Compare these values to the values you get from the front wheel speed sensors - I didn't find any convenient place to check these, so I checked them right at the hub. It almost requires three hands, but it can be done without removing the wheels.

The values that I got on my 2002 Chevy Impala were between about 1010 and 1040 Ohms, with the wheel not moving. Except, of course, for the right rear - the one I'm replacing, which showed about 1500 Ohms, except for sometimes, when I turned the wheel a bit, it would shoot up over 2000, then down to 800, etc. It was very sporadic - Bingo. The source of my ABS light.

You now need to go pick yourself up a new rear hub. As you can see, the new hub has a resistance of 1029 Ohms.

This one cost me about $90.

This would be a good time to just take the new hub, and plug it into the ABS harness in place of the one that you think is bad, and start the car. See if your ABS light goes out. It should.

If not, you may have other issues...

Remove the wheel, brake caliper, and brake disk. Support the brake caliper somewhere where it won't be damaged, or pull on the hose.

Now your ready to remove the bolts that attach the hub. There are four of them - you access them using these nice big access holes.

Now, the really fun part. In theory, the hub should just pull off at this point.

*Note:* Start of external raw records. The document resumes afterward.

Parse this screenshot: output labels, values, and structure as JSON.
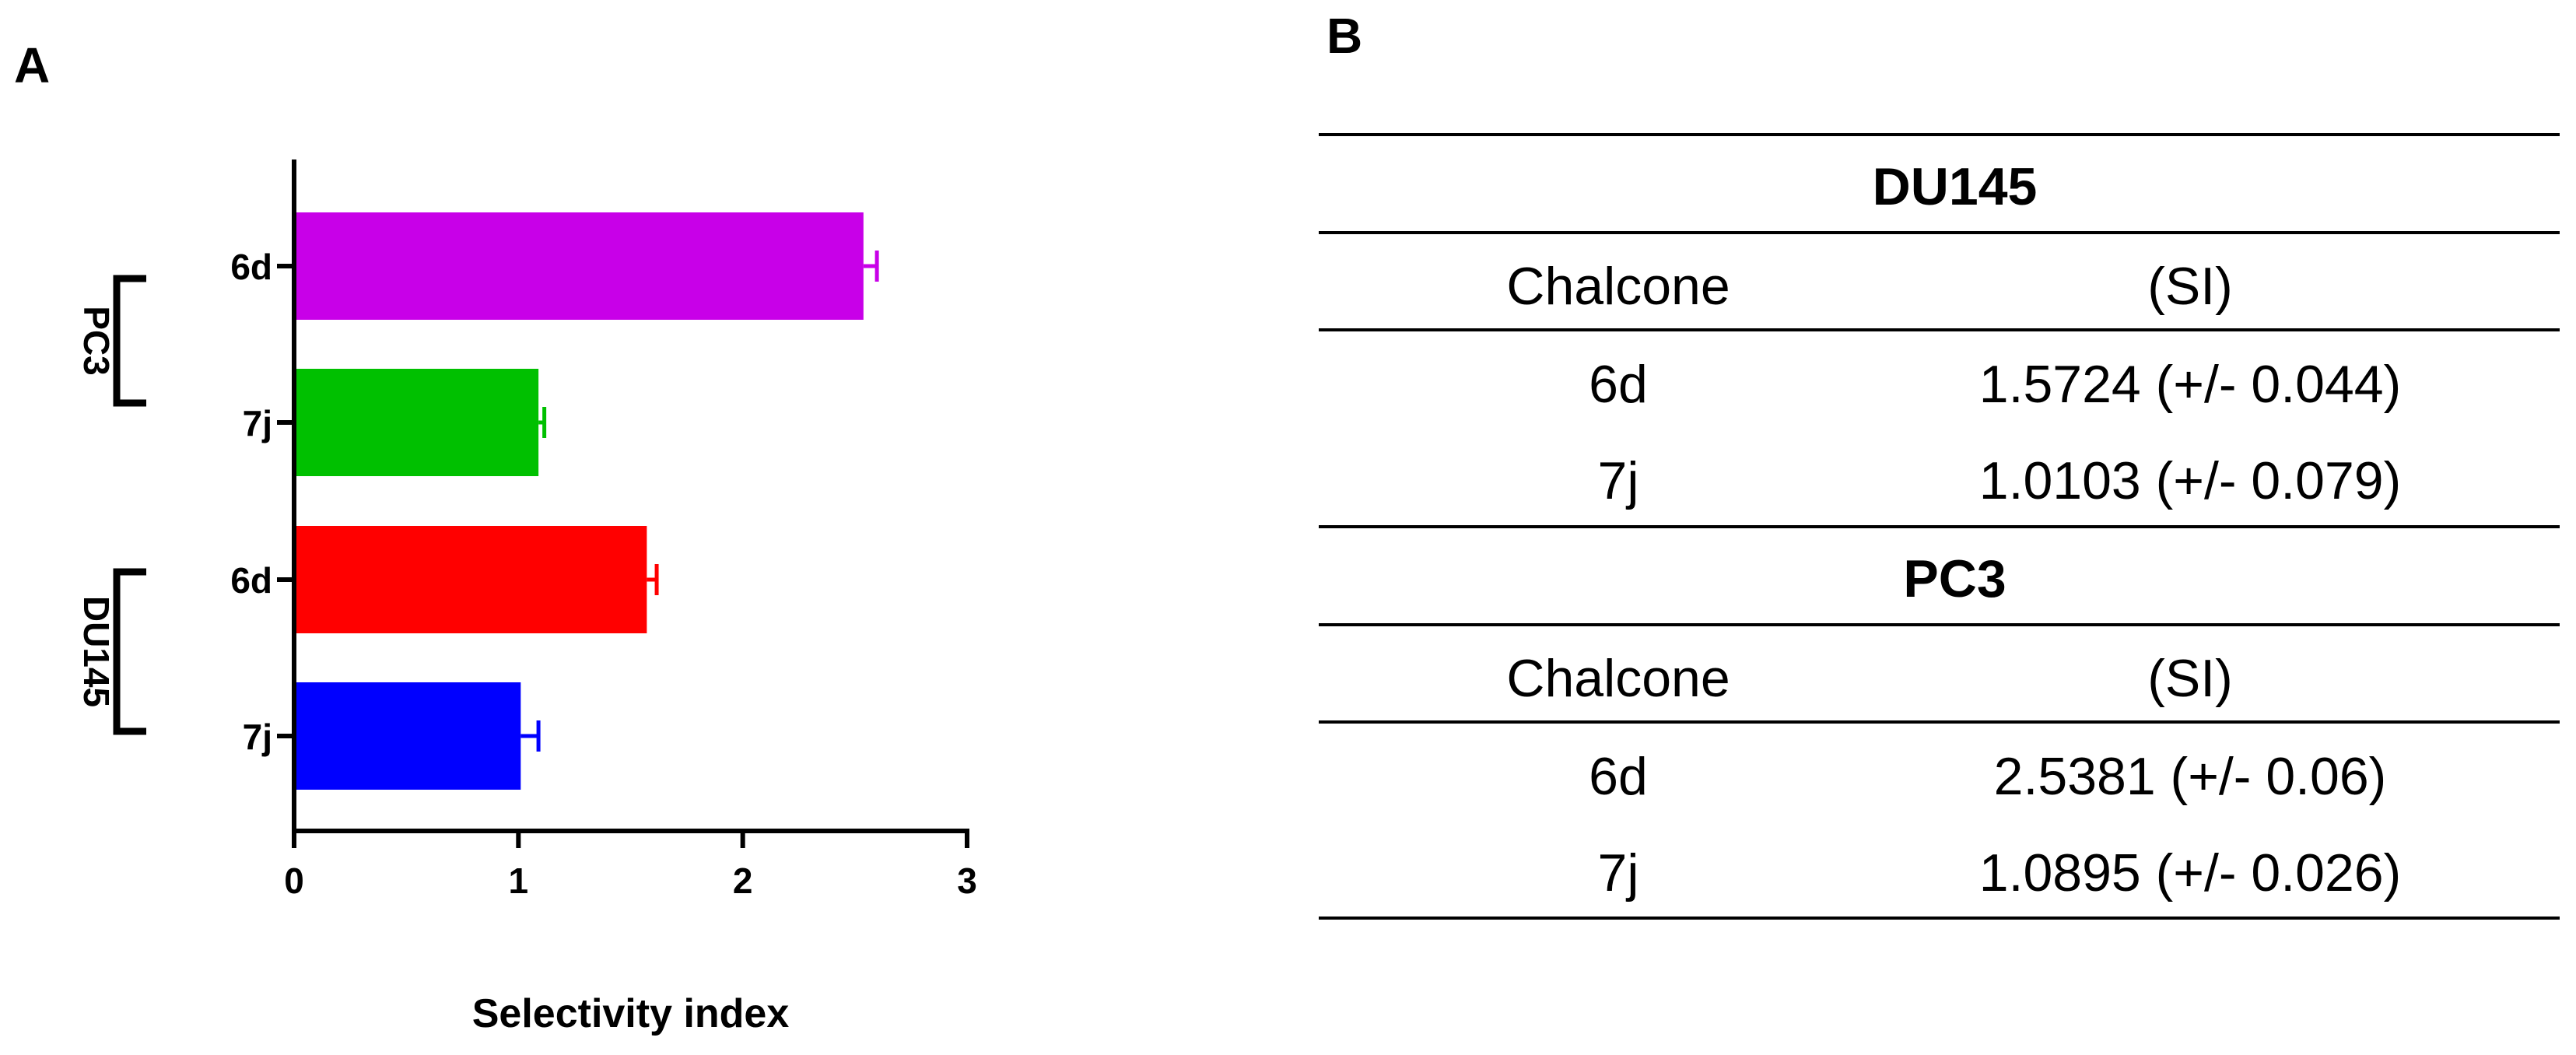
{
  "panel_a": {
    "letter": "A"
  },
  "panel_b": {
    "letter": "B",
    "table": {
      "sections": [
        {
          "title": "DU145",
          "header": [
            "Chalcone",
            "(SI)"
          ],
          "rows": [
            {
              "compound": "6d",
              "si": "1.5724 (+/-  0.044)"
            },
            {
              "compound": "7j",
              "si": "1.0103 (+/-  0.079)"
            }
          ]
        },
        {
          "title": "PC3",
          "header": [
            "Chalcone",
            "(SI)"
          ],
          "rows": [
            {
              "compound": "6d",
              "si": "2.5381 (+/- 0.06)"
            },
            {
              "compound": "7j",
              "si": "1.0895 (+/-  0.026)"
            }
          ]
        }
      ]
    }
  },
  "chart_data": {
    "type": "bar",
    "orientation": "horizontal",
    "title": "",
    "xlabel": "Selectivity index",
    "ylabel": "",
    "xlim": [
      0,
      3
    ],
    "x_ticks": [
      "0",
      "1",
      "2",
      "3"
    ],
    "categories": [
      "6d",
      "7j",
      "6d",
      "7j"
    ],
    "groups": [
      {
        "name": "PC3",
        "members": [
          0,
          1
        ]
      },
      {
        "name": "DU145",
        "members": [
          2,
          3
        ]
      }
    ],
    "values": [
      2.5381,
      1.0895,
      1.5724,
      1.0103
    ],
    "errors": [
      0.06,
      0.026,
      0.044,
      0.079
    ],
    "colors": [
      "#c800e8",
      "#00c000",
      "#ff0000",
      "#0000ff"
    ],
    "grid": false,
    "legend": "none"
  }
}
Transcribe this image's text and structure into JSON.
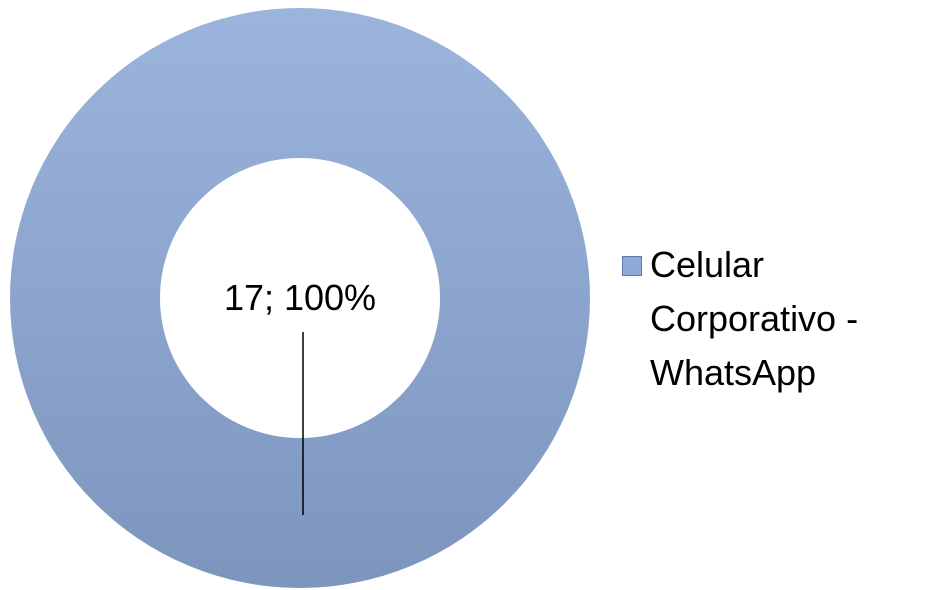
{
  "chart_data": {
    "type": "donut",
    "categories": [
      "Celular Corporativo - WhatsApp"
    ],
    "values": [
      17
    ],
    "value_labels": [
      "17; 100%"
    ],
    "colors": [
      "#8eaad8"
    ],
    "legend": "right"
  }
}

However, it's very likely that your hub is really rusted on. It sits tight within a housing, and has to be pulled off. At first, I thought, no problem. I'll just put the wheel back on, run the lug nuts back on, and use the wheel for leverage. Pull, push, wiggle. Nothing. This sucker wasn't moving.

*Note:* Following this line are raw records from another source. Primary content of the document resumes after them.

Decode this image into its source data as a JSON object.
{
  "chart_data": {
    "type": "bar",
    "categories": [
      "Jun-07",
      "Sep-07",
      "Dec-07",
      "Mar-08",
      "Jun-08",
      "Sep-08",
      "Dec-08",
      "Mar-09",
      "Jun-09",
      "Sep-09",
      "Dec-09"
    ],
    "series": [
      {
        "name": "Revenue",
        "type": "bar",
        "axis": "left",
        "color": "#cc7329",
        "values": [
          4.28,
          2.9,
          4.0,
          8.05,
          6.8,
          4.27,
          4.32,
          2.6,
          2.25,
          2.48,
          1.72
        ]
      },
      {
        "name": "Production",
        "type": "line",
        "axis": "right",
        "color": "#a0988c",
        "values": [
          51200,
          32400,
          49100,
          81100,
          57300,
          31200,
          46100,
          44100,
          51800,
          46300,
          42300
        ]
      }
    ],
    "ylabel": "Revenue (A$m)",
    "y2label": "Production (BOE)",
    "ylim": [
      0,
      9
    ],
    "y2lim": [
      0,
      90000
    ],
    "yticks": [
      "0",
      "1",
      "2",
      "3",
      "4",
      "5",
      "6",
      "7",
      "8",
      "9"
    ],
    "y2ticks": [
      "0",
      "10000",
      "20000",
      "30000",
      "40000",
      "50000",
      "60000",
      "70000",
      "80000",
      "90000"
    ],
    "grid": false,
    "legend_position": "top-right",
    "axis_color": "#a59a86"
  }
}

I ended up pulling the parking disk brake shoes up out of the way (they are just held on by spring tension) to give my self some room. Note the clip in the red circle. When you reinstall everything, make sure the parking brake shoes are back inside of this clip.

I couldn't figure out any way to attach a proper puller to the hub, and I couldn't generate enough brute force with my hands to get it off.

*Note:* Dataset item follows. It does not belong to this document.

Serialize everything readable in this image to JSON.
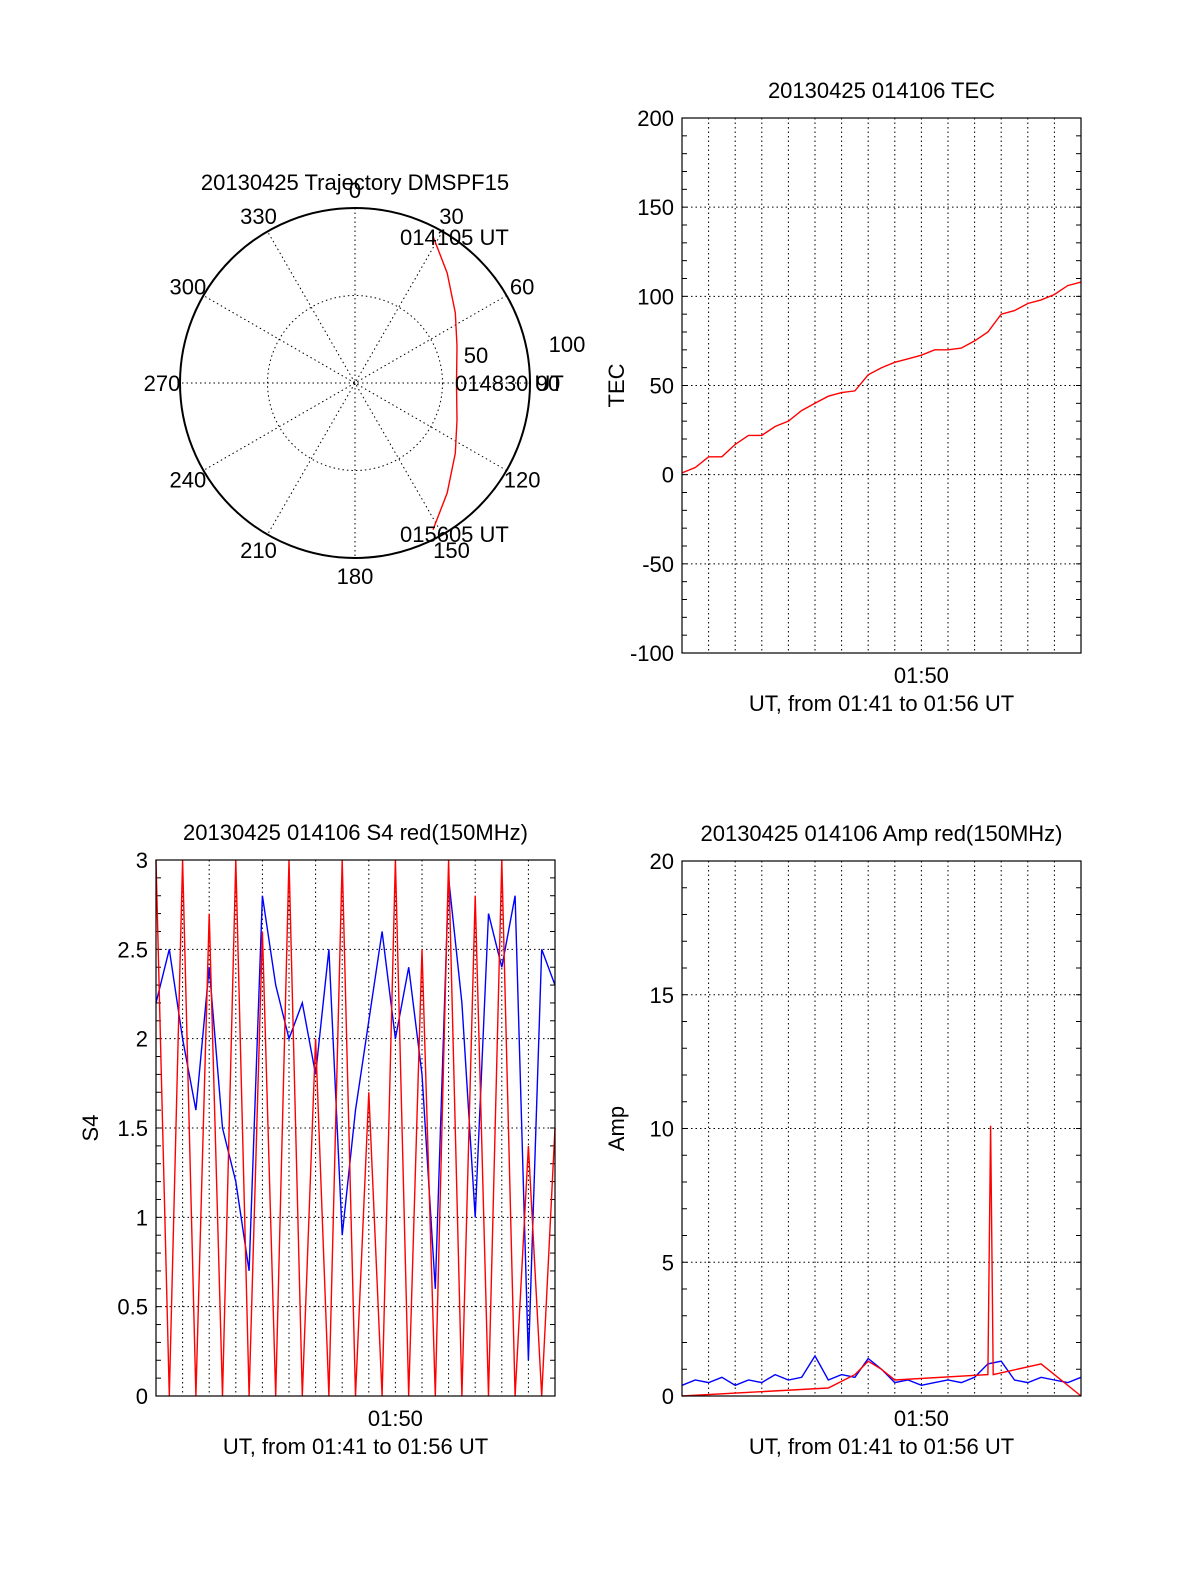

If GM hired engineers that ever had to work on something they designed, they would have left a couple of holes on the backside of the hub where you could hit it with a hammer and punch, or, thread some bolts in to push it out. But no. I'm sure they have a $300 dollar tool that they sell to the shops to pull the hubs off.

Of course, I didn't have that tool. Nor did I have easy access to a welder to fabricate something. So I just ended up going old school. More leverage. Big Bar. Block of wood.

By placing the bar at various points behind the hub, I was finally able to work it out.

It gets easier from here.

Unhook the parking brake cable. Remove the spring first, then the cable is easy to remove.

Need to remove these two screws to get the hub out of the backing plate. Arrow points toward the front of the car.

Finally. Lots and Lots of pieces.

This picture is to aid in reassembly, and the arror points toward the front of the car...

Put in the new hub, and reassemble all of the pieces of the parking brake and the backing plate.

Clean up the the area where the hub goes, so you don't have to fight it on the way in.

Remember that clip I mentioned before? Make sure that it is properly holding the parking brake shoe.

Make sure the parking brake shoe is properly seated.

Now, all you have to to is reinstall everything. Hook the parking brake cable back up.

Push the hub assembly into place. Reinstall the bolts and tighten.

Reinstall the brake disk and brake caliper.

Reinstall the wheel.

Remember to step on the brake a few times before you take it out of park... gotta get the pads pushed back into place around the rotor.